Deep Eval and Confident AI

price

link

Free package: basically enough

Starter package: US$20/month

image-20240415112030958

Quick Start

official

latestversion

pip install -U deepeval

Register forConfident AI

Get api key

log in

deepeval login --api-key xxxx

Create the file试验_example.py

from deepeval import assert_test
from deepeval.test_case import LLMTestCase
from deepeval.metrics import AnswerRelevancyMetric

def test_answer_relevancy():
answer_relevancy_metric = AnswerRelevancyMetric(threshold=0.5)
test_case = LLMTestCase(
input="What if these shoes don't fit?",
# Replace this with the actual output of your LLM application
actual_output="We offer a 30-day full refund at no extra cost."
)
assert_test(test_case, [answer_relevancy_metric])

The file name must begin with试验_

operation

deepeval test run test_example.py

Set the Folder in which to save results

Set Environment Variables

export DEEPEVAL_RESULTS_FOLDER="./deep-eval-results"

Parameter of deepeval试验run

parallel

deepeval test run test_example.py -n 4

cache

deepeval test run test_example.py -c

repetition

deepeval test run test_example.py -r 2

hook

...

@deepeval.on_test_run_end
def function_to_be_called_after_test_run():
print("Test finished!")

conceptual framework

Official Document

Test CaseContains input/actual_output/retrieval_context
DatasetCollection of试验Cases
GoldenCompared with the试验case, the actual_output

An actual试验Case

test_case = LLMTestCase(
input="Who is the current president of the United States of America?",
actual_output="Joe Biden",
retrieval_context=["Joe Biden serves as the current president of America."]
)

Use Pytest for evaluation

from deepeval import assert_test
from deepeval.test_case import LLMTestCase
from deepeval.metrics import AnswerRelevancyMetric

dataset = EvaluationDataset(test_cases=[...])

@pytest.mark.parametrize(
"test_case",
dataset,
)
def test_customer_chatbot(test_case: LLMTestCase):
answer_relevancy_metric = AnswerRelevancyMetric()
assert_test(test_case, [answer_relevancy_metric])
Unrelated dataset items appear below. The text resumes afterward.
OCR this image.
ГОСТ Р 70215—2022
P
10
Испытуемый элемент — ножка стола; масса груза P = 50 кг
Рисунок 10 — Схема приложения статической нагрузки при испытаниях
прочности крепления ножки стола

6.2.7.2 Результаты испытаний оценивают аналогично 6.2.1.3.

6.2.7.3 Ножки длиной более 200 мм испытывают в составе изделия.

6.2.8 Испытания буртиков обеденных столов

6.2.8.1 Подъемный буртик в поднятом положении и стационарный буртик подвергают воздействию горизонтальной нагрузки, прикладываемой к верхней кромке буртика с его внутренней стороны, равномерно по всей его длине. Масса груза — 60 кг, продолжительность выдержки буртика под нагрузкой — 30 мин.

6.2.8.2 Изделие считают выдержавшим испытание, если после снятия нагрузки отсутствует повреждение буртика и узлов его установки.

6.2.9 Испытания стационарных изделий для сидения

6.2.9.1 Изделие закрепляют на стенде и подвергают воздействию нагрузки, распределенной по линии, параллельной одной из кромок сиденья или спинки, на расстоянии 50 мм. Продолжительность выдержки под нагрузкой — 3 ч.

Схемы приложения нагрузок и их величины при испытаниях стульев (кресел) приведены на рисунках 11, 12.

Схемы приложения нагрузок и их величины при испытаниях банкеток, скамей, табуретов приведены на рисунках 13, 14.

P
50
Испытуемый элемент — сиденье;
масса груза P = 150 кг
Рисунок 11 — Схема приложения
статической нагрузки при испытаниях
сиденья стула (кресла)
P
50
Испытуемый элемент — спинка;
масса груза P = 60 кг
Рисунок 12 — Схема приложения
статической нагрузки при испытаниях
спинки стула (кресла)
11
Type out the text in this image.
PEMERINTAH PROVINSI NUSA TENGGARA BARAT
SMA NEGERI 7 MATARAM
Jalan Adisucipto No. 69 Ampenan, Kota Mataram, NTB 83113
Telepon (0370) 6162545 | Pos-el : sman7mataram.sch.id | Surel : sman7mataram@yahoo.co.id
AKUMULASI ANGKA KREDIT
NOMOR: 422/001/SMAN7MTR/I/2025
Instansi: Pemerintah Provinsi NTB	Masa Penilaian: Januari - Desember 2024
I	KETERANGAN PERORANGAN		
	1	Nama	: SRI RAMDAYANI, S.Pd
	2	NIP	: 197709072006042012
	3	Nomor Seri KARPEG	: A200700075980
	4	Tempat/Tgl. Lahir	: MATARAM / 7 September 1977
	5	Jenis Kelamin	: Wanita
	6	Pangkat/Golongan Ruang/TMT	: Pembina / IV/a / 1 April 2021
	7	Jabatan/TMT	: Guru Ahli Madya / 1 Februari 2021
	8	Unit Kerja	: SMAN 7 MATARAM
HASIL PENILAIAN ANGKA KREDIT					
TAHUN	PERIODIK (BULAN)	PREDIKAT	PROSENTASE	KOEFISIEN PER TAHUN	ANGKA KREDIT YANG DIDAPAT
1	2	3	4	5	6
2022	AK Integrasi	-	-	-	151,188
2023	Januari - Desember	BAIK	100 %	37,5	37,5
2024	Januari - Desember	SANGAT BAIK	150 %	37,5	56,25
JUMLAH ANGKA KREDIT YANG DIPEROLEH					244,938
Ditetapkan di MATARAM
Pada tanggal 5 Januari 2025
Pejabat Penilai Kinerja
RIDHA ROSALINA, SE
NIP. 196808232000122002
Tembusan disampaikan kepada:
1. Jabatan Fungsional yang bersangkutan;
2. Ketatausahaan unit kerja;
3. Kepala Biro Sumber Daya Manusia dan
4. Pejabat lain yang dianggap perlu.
@pytest.mark.parametrizeis a decorator provided by Pytest. Recurrence simply evaluates each test case one by one inEvaluationDataset.

Run without CLI

Document

# A hypothetical LLM application example
import chatbot
from deepeval import evaluate
from deepeval.metrics import HallucinationMetric
from deepeval.test_case import LLMTestCase

# ……
test_cases = [first_test_case, second_test_case]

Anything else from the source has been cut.